Creo que a estas alturas resulta superfluo seguir manejando
eufemismos tales como transición, pacto constitucional etcétera..., para
referirse con más propiedad a lo que sucede: la crisis de la Monarquía
restaurada en 1975, que pactó el otorgamiento de una Constitución, la de 1978,
delimitando el terreno de juego para sus hacedores y garantes que, a grandes
rasgos, eran la derecha española, el partido socialista y los nacionalismos
catalán y vasco.

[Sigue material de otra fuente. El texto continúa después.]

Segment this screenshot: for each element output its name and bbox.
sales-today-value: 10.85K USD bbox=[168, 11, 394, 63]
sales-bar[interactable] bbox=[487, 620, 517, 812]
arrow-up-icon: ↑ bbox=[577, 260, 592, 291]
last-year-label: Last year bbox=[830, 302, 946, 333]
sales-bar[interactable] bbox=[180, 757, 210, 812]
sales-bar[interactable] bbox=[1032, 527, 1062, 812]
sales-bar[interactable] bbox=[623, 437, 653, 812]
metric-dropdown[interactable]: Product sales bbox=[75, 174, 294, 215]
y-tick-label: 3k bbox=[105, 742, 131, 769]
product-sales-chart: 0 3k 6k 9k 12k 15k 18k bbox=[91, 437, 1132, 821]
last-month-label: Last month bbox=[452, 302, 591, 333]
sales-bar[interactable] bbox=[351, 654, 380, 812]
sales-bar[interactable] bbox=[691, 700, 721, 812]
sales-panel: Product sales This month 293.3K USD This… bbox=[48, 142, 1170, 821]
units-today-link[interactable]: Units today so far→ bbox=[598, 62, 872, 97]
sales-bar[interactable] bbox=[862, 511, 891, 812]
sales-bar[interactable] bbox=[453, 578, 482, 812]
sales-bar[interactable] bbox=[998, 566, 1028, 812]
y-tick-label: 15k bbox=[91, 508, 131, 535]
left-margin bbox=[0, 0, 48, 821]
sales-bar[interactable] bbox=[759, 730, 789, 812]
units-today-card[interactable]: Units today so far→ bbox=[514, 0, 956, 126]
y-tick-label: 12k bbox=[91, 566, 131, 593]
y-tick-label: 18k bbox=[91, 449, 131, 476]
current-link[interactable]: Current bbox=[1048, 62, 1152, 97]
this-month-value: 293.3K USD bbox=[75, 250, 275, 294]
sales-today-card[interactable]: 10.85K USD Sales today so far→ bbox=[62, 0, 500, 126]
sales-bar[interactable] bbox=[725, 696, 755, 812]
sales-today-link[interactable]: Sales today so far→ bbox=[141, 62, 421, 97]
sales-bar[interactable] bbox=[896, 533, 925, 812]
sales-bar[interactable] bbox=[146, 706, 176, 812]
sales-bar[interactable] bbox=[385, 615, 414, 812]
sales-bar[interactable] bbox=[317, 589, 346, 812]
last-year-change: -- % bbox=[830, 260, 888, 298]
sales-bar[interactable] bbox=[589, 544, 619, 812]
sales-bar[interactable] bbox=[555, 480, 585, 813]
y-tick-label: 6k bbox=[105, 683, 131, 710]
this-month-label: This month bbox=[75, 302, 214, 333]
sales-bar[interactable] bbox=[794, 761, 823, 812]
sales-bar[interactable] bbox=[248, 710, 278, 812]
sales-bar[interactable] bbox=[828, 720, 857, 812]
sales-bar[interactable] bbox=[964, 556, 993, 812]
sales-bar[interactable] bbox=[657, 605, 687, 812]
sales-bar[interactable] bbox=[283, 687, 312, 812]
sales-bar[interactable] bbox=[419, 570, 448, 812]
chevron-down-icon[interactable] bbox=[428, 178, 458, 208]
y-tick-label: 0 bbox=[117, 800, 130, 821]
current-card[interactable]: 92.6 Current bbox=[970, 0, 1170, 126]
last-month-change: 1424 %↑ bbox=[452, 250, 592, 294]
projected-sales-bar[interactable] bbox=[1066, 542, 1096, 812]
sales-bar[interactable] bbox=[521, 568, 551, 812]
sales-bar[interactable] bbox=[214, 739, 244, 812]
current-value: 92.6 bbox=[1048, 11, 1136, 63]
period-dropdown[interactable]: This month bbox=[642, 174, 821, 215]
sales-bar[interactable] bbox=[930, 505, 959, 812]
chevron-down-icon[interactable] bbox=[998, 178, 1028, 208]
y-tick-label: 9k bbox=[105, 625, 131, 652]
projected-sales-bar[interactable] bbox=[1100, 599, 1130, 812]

Ese pacto ha quedado roto, al menos de momento, en la sesión
del Congreso de los Diputados del 2 de noviembre, día de difuntos, porque uno
de los pilares del mismo, el Partido Popular, ha sido ignorado a la hora de
encarar el trámite del nuevo Estatuto de Cataluña, que afecta de lleno al
Bloque Constitucional, ya que plantea un régimen confederal.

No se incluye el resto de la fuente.